Tabel 5.1 menunjukkan berbagai cara CBT telah digunakan dalam pengelolaan CFS dan
menunjukkan kesimpulan dan keterbatasan penelitian. Uji coba terkontrol secara acak yang telah
selesai menunjukkan bahwa CBT mengarah ke pengurangan gangguan fungsional dan
meningkatkan kelelahan pada 70-73% pasien rawat jalan dengan CFS (Sharpe et al., 1996; Deale
et al., 1997). Menariknya, penelitian oleh Lloyd dan rekan (1993) tidak menunjukkan peningkatan
yang signifikan tetapi didasarkan pada 31/2 hingga 6 jam rawat jalan CBT dibandingkan dengan
13 hingga 16 jam dalam penelitian lain (Sharpe et al., 1996; Deale et al. , 1997). Studi terkontrol
non-acak diselesaikan menunjukkan temuan yang sama dengan 57-82% pasien rawat inap dan
rawat jalan menunjukkan peningkatan pada tiga bulan, enam bulan dan empat tahun setelah
intervensi (Butler et al., 1991; Bonner et al., 1994; Cox dan Findley , 1994; Chalder et al., 1996).
Temuan ini nampak sebanding dengan respon pasien dengan depresi dan nyeri kronis (Simons et
al., 1986; Williams et al., 1993). Namun, seperti yang dapat dilihat dari Tabel 5.1 berbagai skala
dan kelompok pembanding telah digunakan dalam studi yang dikutip, membuat perbandingan
hasilnya sulit.
Praktek CBT
CBT melibatkan pencapaian target kegiatan yang disepakati bersama. Ini tidak preskriptif
juga tidak identik dengan latihan bertingkat (Lloyd et al., 1993). Target dipilih berdasarkan
penghindaran. Target dapat melibatkan aktivitas minimal dan tidak memberikan manfaat
ergonomis atau fisiologis. Mereka mungkin bukan aktivitas fisik sama sekali tetapi dapat
dirancang untuk meningkatkan konsentrasi (Chalder et al., 1995). Target harus konsisten, dapat
diprediksi, dan dapat dicapai. Untuk mencapai target-target ini, istirahat juga harus direncanakan
ke hari dan konsisten. Oleh karena itu aspek kognitif adalah untuk memperbaiki pemikiran
disfungsional dan aktivitas bertingkat; aspek perilaku digunakan untuk menghilangkan
penghindaran (Cox dan Findley, 1994, 1998; Wessely, 1995c).

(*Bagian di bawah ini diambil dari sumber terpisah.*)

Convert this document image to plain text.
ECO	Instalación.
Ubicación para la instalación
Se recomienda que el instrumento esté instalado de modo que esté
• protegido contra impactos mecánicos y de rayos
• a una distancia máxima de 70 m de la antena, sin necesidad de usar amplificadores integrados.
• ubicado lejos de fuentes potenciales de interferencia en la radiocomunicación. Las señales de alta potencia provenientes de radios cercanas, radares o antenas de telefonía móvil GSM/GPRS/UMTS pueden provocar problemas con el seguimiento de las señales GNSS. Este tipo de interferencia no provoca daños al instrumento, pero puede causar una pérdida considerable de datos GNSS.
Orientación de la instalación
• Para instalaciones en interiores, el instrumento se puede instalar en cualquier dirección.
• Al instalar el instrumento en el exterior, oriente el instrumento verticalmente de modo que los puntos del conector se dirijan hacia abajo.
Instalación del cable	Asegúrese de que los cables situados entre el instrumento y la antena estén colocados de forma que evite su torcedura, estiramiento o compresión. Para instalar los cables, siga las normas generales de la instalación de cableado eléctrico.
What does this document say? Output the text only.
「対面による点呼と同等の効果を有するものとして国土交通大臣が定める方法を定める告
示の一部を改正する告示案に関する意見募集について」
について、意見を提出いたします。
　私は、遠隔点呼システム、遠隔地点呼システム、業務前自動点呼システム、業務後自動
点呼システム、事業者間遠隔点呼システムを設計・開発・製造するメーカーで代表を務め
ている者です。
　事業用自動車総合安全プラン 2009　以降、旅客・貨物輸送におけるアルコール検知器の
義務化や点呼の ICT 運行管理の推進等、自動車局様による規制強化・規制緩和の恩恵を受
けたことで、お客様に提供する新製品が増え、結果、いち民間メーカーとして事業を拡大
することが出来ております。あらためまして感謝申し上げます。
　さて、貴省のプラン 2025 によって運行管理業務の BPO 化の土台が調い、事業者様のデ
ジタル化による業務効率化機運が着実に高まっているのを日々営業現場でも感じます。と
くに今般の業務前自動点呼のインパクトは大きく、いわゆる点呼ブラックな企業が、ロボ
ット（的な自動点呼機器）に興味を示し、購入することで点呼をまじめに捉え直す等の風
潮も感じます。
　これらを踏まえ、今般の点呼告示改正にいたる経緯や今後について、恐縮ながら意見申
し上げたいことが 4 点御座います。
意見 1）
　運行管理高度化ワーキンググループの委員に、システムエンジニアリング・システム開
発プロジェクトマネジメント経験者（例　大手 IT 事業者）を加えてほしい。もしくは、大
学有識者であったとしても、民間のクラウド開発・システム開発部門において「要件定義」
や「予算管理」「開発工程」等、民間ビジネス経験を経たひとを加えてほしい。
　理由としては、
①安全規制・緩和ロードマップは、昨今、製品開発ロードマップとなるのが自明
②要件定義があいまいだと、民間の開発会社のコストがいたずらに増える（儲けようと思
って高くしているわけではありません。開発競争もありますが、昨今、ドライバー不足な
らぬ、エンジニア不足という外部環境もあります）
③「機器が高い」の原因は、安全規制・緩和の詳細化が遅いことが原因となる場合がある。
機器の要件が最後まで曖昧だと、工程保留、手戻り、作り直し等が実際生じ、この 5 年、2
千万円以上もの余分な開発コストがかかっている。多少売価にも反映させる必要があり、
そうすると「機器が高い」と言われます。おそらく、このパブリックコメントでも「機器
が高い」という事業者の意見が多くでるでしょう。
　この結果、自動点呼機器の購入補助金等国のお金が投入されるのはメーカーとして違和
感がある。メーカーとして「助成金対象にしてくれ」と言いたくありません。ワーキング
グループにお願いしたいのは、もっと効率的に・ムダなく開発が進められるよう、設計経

Rincian program CBT dibahas dengan pasien sebelum terapi dimulai, setiap sesi
direncanakan, dan terapi biasanya dibatasi waktu untuk mencapai hasil tertentu (Deale et al., 1997;
Bab 9). Gejala, kecacatan dan faktor risiko diukur secara teratur selama terapi. CBT berfokus pada
pemikiran, khususnya gaya berpikir maladaptif, kepercayaan, aturan dan atribusi. Pendekatannya
adalah salah satu dari kemitraan yang setara antara terapis dan pasien (Andrews, 1996; Sharpe et
al., 1997). Pendekatannya empiris, menggunakan tujuan yang jelas, tugas pekerjaan rumah, dan
keterampilan konseling.
Pada awal terapi, penilaian menyeluruh dilakukan dan riwayat diambil, dengan
pertimbangan antara hubungan kognitif, perilaku, lingkungan sosial dan efek fisiologis. Sikap dan
keyakinan pasien saat ini diperiksa dan mereka dibantu untuk menemukan cara yang paling
berguna untuk mengelola dan mengatasi penyakit mereka, dengan mengidentifikasi bagaimana
penyakit mempengaruhi pikiran, perasaan, dan perilaku mereka (Sharpe, 1991).

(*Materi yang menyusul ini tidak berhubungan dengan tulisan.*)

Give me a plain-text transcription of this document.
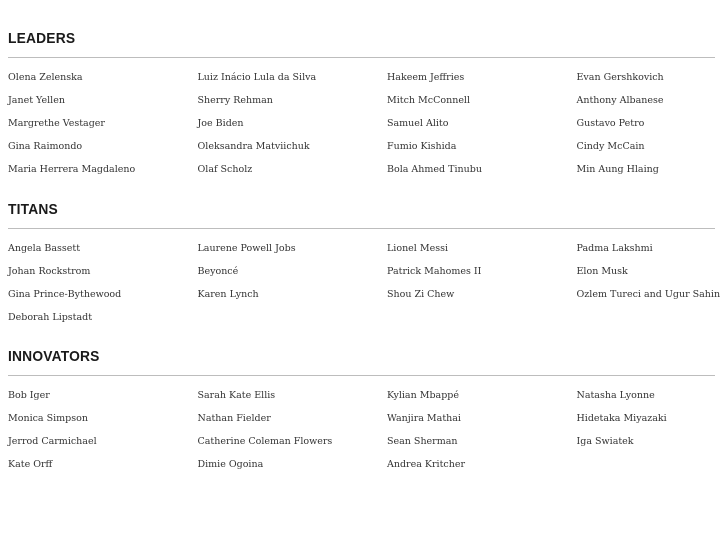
LEADERS
Olena Zelenska	Luiz Inácio Lula da Silva	Hakeem Jeffries	Evan Gershkovich
Janet Yellen	Sherry Rehman	Mitch McConnell	Anthony Albanese
Margrethe Vestager	Joe Biden	Samuel Alito	Gustavo Petro
Gina Raimondo	Oleksandra Matviichuk	Fumio Kishida	Cindy McCain
Maria Herrera Magdaleno	Olaf Scholz	Bola Ahmed Tinubu	Min Aung Hlaing
TITANS
Angela Bassett	Laurene Powell Jobs	Lionel Messi	Padma Lakshmi
Johan Rockstrom	Beyoncé	Patrick Mahomes II	Elon Musk
Gina Prince-Bythewood	Karen Lynch	Shou Zi Chew	Ozlem Tureci and Ugur Sahin
Deborah Lipstadt
INNOVATORS
Bob Iger	Sarah Kate Ellis	Kylian Mbappé	Natasha Lyonne
Monica Simpson	Nathan Fielder	Wanjira Mathai	Hidetaka Miyazaki
Jerrod Carmichael	Catherine Coleman Flowers	Sean Sherman	Iga Swiatek
Kate Orff	Dimie Ogoina	Andrea Kritcher
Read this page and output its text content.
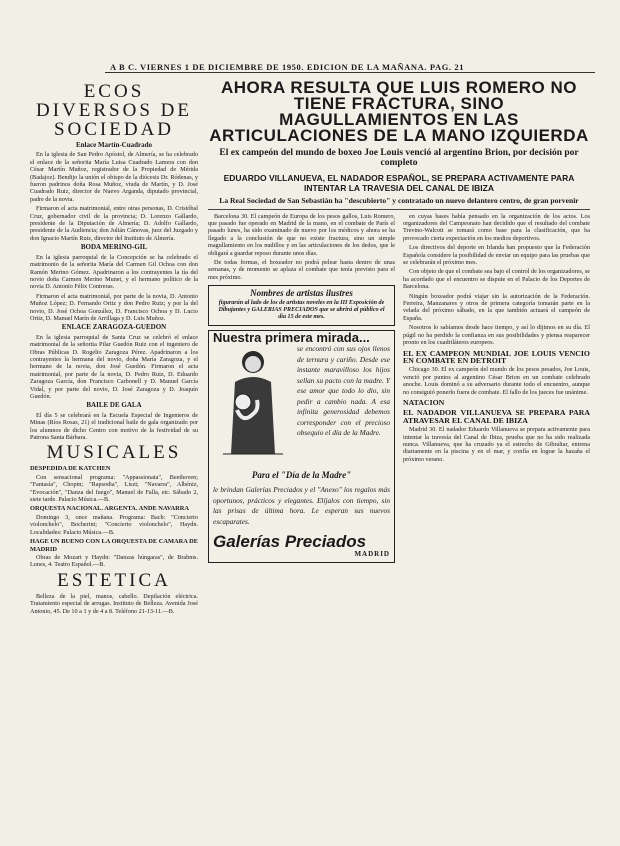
A B C. VIERNES 1 DE DICIEMBRE DE 1950. EDICION DE LA MAÑANA. PAG. 21
ECOS DIVERSOS DE SOCIEDAD
Enlace Martín-Cuadrado

En la iglesia de San Pedro Apóstol, de Almería, se ha celebrado el enlace de la señorita María Luisa Cuadrado Lamera con don César Martín Muñoz, registrador de la Propiedad de Mérida (Badajoz). Bendijo la unión el obispo de la diócesis Dr. Ródenas, y fueron padrinos doña Rosa Muñoz, viuda de Martín, y D. José Cuadrado Ruiz, director de Nuevo Arganda, diputado provincial, padre de la novia.

Firmaron el acta matrimonial, entre otras personas, D. Cristóbal Cruz, gobernador civil de la provincia; D. Lorenzo Gallardo, presidente de la Diputación de Almería; D. Adolfo Gallardo, presidente de la Audiencia; don Julián Cánovas, juez del Juzgado y don Ignacio Martín Ruiz, director del Instituto de Almería.

BODA MERINO-GIL

En la iglesia parroquial de la Concepción se ha celebrado el matrimonio de la señorita María del Carmen Gil Ochoa con don Ramón Merino Gómez. Apadrinaron a los contrayentes la tía del novio doña Carmen Merino Munet, y el hermano político de la novia D. Antonio Félix Contreras.

Firmaron el acta matrimonial, por parte de la novia, D. Antonio Muñoz López; D. Fernando Ortiz y don Pedro Ruiz; y por la del novio, D. José Ochoa González, D. Francisco Ochoa y D. Lucio Ortiz, D. Manuel Marín de Arrillaga y D. Luis Muñoz.

ENLACE ZARAGOZA-GUEDON

En la iglesia parroquial de Santa Cruz se celebró el enlace matrimonial de la señorita Pilar Guedón Ruiz con el ingeniero de Obras Públicas D. Rogelio Zaragoza Pérez. Apadrinaron a los contrayentes la hermana del novio, doña María Zaragoza, y el hermano de la novia, don José Guedón. Firmaron el acta matrimonial, por parte de la novia, D. Pedro Ruiz, D. Eduardo Zaragoza García, don Francisco Carbonell y D. Manuel García Vidal, y por parte del novio, D. José Zaragoza y D. Joaquín Guedón.

BAILE DE GALA

El día 5 se celebrará en la Escuela Especial de Ingenieros de Minas (Ríos Rosas, 21) el tradicional baile de gala organizado por los alumnos de dicho Centro con motivo de la festividad de su Patrona Santa Bárbara.

MUSICALES
DESPEDIDA DE KATCHEN

Con sensacional programa: "Appassionata", Beethoven; "Fantasía", Chopin; "Rapsodia", Liszt; "Navarra", Albéniz, "Evocación", "Danza del fuego", Manuel de Falla, etc. Sábado 2, siete tarde. Palacio Música.—B.

ORQUESTA NACIONAL. ARGENTA. ANDE NAVARRA

Domingo 3, once mañana. Programa: Bach: "Concierto violonchelo", Bocherini; "Concierto violonchelo", Haydn. Localidades: Palacio Música.—B.

HAGE UN BUENO CON LA ORQUESTA DE CAMARA DE MADRID

Obras de Mozart y Haydn: "Danzas húngaras", de Brahms. Lunes, 4. Teatro Español.—B.

ESTETICA

Belleza de la piel, manos, cabello. Depilación eléctrica. Tratamiento especial de arrugas. Instituto de Belleza. Avenida José Antonio, 45. De 10 a 1 y de 4 a 8. Teléfono 21-13-11.—B.

AHORA RESULTA QUE LUIS ROMERO NO TIENE FRACTURA, SINO MAGULLAMIENTOS EN LAS ARTICULACIONES DE LA MANO IZQUIERDA
El ex campeón del mundo de boxeo Joe Louis venció al argentino Brion, por decisión por completo
EDUARDO VILLANUEVA, EL NADADOR ESPAÑOL, SE PREPARA ACTIVAMENTE PARA INTENTAR LA TRAVESIA DEL CANAL DE IBIZA
La Real Sociedad de San Sebastián ha "descubierto" y contratado un nuevo delantero centro, de gran porvenir

Barcelona 30. El campeón de Europa de los pesos gallos, Luis Romero, que pasado fue operado en Madrid de la mano, en el combate de París el pasado lunes, ha sido examinado de nuevo por los médicos y ahora se ha llegado a la conclusión de que no existe fractura, sino un simple magullamiento en los nudillos y en las articulaciones de los dedos, que le obligará a guardar reposo durante unos días.

De todas formas, el boxeador no podrá pelear hasta dentro de unas semanas, y de momento se aplaza el combate que tenía previsto para el mes próximo.

Nombres de artistas ilustres
figurarán al lado de los de artistas noveles en la III Exposición de Dibujantes y GALERIAS PRECIADOS que se abrirá al público el día 15 de este mes.
Nuestra primera mirada...
se encontró con sus ojos llenos de ternura y cariño. Desde ese instante maravilloso los hijos sellan su pacto con la madre. Y ese amor que todo lo dio, sin pedir a cambio nada. A esa infinita generosidad debemos corresponder con el precioso obsequio el día de la Madre.
Para el "Día de la Madre"
le brindan Galerías Preciados y el "Anexo" los regalos más oportunos, prácticos y elegantes. Elíjalos con tiempo, sin las prisas de última hora. Le esperan sus nuevos escaparates.
Galerías Preciados
MADRID

en cuyas bases había pensado en la organización de los actos. Los organizadores del Campeonato han decidido que el resultado del combate Trevino-Walcott se tomará como base para la clasificación, que ha provocado cierta expectación en los medios deportivos.

Los directivos del deporte en Irlanda han propuesto que la Federación Española considere la posibilidad de enviar un equipo para las pruebas que se celebrarán el próximo mes.

Con objeto de que el combate sea bajo el control de los organizadores, se ha acordado que el encuentro se dispute en el Palacio de los Deportes de Barcelona.

Ningún boxeador podrá viajar sin la autorización de la Federación. Ferreira, Manzanares y otros de primera categoría tomarán parte en la velada del próximo sábado, en la que también actuará el campeón de España.

Nosotros lo sabíamos desde hace tiempo, y así lo dijimos en su día. El púgil no ha perdido la confianza en sus posibilidades y piensa reaparecer pronto en los cuadriláteros europeos.

EL EX CAMPEON MUNDIAL JOE LOUIS VENCIO EN COMBATE EN DETROIT

Chicago 30. El ex campeón del mundo de los pesos pesados, Joe Louis, venció por puntos al argentino César Brion en un combate celebrado anoche. Louis dominó a su adversario durante todo el encuentro, aunque no consiguió ponerlo fuera de combate. El fallo de los jueces fue unánime.

NATACION
EL NADADOR VILLANUEVA SE PREPARA PARA ATRAVESAR EL CANAL DE IBIZA

Madrid 30. El nadador Eduardo Villanueva se prepara activamente para intentar la travesía del Canal de Ibiza, prueba que no ha sido realizada nunca. Villanueva, que ha cruzado ya el estrecho de Gibraltar, entrena diariamente en la piscina y en el mar, y confía en lograr la hazaña el próximo verano.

Sejumlah strategi digunakan untuk mengubah gaya berpikir disfungsional yang
teridentifikasi pada pasien dengan gangguan neurasthenia. Terapis dan pasien bekerja bersama
untuk merencanakan strategi menangani masalah yang diidentifikasi dengan jelas dan penekanan
diberikan pada swadaya (Sharpe, 1991). Tujuan atau langkah yang ditetapkan difokuskan pada
kesulitan utama individu. Tujuannya adalah untuk memfasilitasi:
(1) peningkatan toleransi secara bertahap terhadap aktivitas;
(2) pengurangan gejala;
(3) peningkatan perilaku dan kegiatan yang sebelumnya dihindari (Cox, 1999a)
Konseptualisme mengikuti penilaian untuk mengarah pada rencana terapi (Chalder, 1997;
Sharpe et al., 1997). Seperti yang dinyatakan sebelumnya, waktu terapi sering dibatasi antara 10
dan 16 sesi. Terapi berlanjut antara sesi dengan tugas pekerjaan rumah untuk memantau dan
menantang pola berpikir spesifik dan untuk menerapkan perubahan perilaku (Enright, 1997).
Sketsa kasus berikut bertujuan untuk menggambarkan aspek kognitif yang terlihat dalam penyakit.